While focused on rich countries like the US, Payne’s research is still instructive for less wealthy but also for highly unequal countries like ours. Pakistan has been pursuing top-down economic growth models since the Ayub era, which continue to exacerbate inequality. Inequality does not only exist between people but also between urban and rural areas and between different regions of the country. Public institutions which can help reduce inequality and promote social mobility are on the verge of collapse, such as the government schooling system. The well-to-do rely on the private sector for provision of basic services, including safe drinking water to healthcare, while the have-nots continue to suffer due to languish.
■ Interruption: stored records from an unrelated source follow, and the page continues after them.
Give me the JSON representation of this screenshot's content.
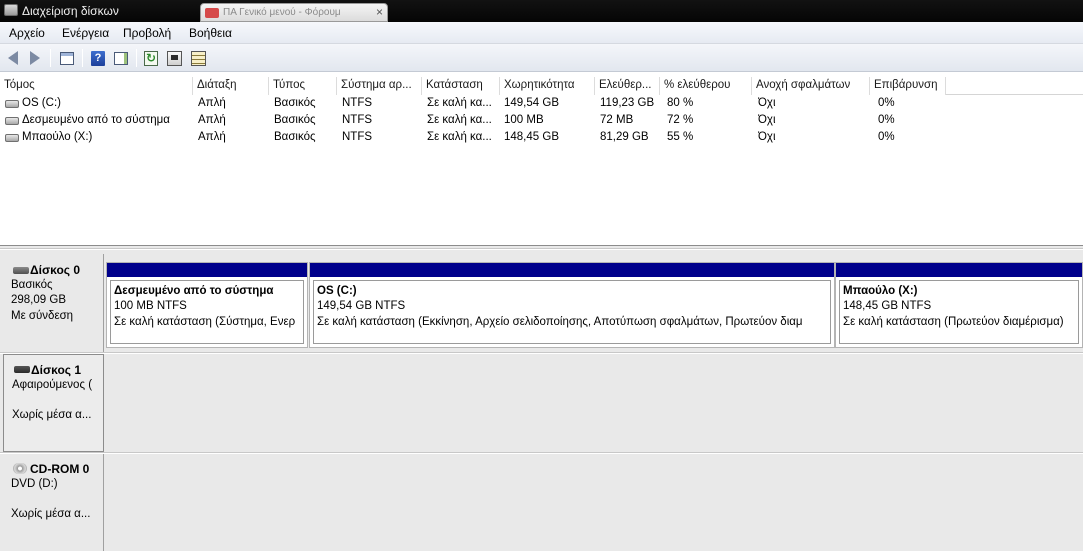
{
  "window": {
    "title": "Διαχείριση δίσκων",
    "other_tab_text": "ΠΑ Γενικό μενού - Φόρουμ"
  },
  "menu": [
    "Αρχείο",
    "Ενέργεια",
    "Προβολή",
    "Βοήθεια"
  ],
  "toolbar": {
    "icons": [
      "back-icon",
      "forward-icon",
      "console-tree-icon",
      "help-icon",
      "action-pane-icon",
      "refresh-icon",
      "check-icon",
      "properties-icon"
    ]
  },
  "volume_list": {
    "columns": [
      "Τόμος",
      "Διάταξη",
      "Τύπος",
      "Σύστημα αρ...",
      "Κατάσταση",
      "Χωρητικότητα",
      "Ελεύθερ...",
      "% ελεύθερου",
      "Ανοχή σφαλμάτων",
      "Επιβάρυνση"
    ],
    "rows": [
      [
        "OS (C:)",
        "Απλή",
        "Βασικός",
        "NTFS",
        "Σε καλή κα...",
        "149,54 GB",
        "119,23 GB",
        "80 %",
        "Όχι",
        "0%"
      ],
      [
        "Δεσμευμένο από το σύστημα",
        "Απλή",
        "Βασικός",
        "NTFS",
        "Σε καλή κα...",
        "100 MB",
        "72 MB",
        "72 %",
        "Όχι",
        "0%"
      ],
      [
        "Μπαούλο (X:)",
        "Απλή",
        "Βασικός",
        "NTFS",
        "Σε καλή κα...",
        "148,45 GB",
        "81,29 GB",
        "55 %",
        "Όχι",
        "0%"
      ]
    ]
  },
  "disks": {
    "disk0": {
      "name": "Δίσκος 0",
      "type": "Βασικός",
      "size": "298,09 GB",
      "status": "Με σύνδεση",
      "partitions": [
        {
          "title": "Δεσμευμένο από το σύστημα",
          "size": "100 MB NTFS",
          "status": "Σε καλή κατάσταση (Σύστημα, Ενερ"
        },
        {
          "title": "OS  (C:)",
          "size": "149,54 GB NTFS",
          "status": "Σε καλή κατάσταση (Εκκίνηση, Αρχείο σελιδοποίησης, Αποτύπωση σφαλμάτων, Πρωτεύον διαμ"
        },
        {
          "title": "Μπαούλο  (X:)",
          "size": "148,45 GB NTFS",
          "status": "Σε καλή κατάσταση (Πρωτεύον διαμέρισμα)"
        }
      ]
    },
    "disk1": {
      "name": "Δίσκος 1",
      "type": "Αφαιρούμενος (",
      "status": "Χωρίς μέσα α..."
    },
    "cdrom0": {
      "name": "CD-ROM 0",
      "type": "DVD (D:)",
      "status": "Χωρίς μέσα α..."
    }
  },
  "colors": {
    "partition_bar": "#00008b",
    "titlebar": "#0a0a0a"
  }
}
To contend with inequalities in the Pakistani context, well-designed policies focusing on broadening the coverage of social spending are needed. Donors will probably remain unwilling to foot the bill for these measures so they must be self-financed through progressive measures, instead of indiscriminate taxation using flat rates.

The argument here is not that everyone needs to become the same, or even be equally successful within any given society. No political system has been able to ensure such equality. Yet, we can expect our governments to play a more assertive role in negotiating trade-offs between free markets and regulation and other affirmative measures, which better even out the gains of globalisation.

In fact, polices undertaken to minimise internal inequalities would not only help improve the lives of disempowered workers, but also help lessen the acuteness of inequalities between poor and rich nations.

Published in The Express Tribune, June 8th, 2018.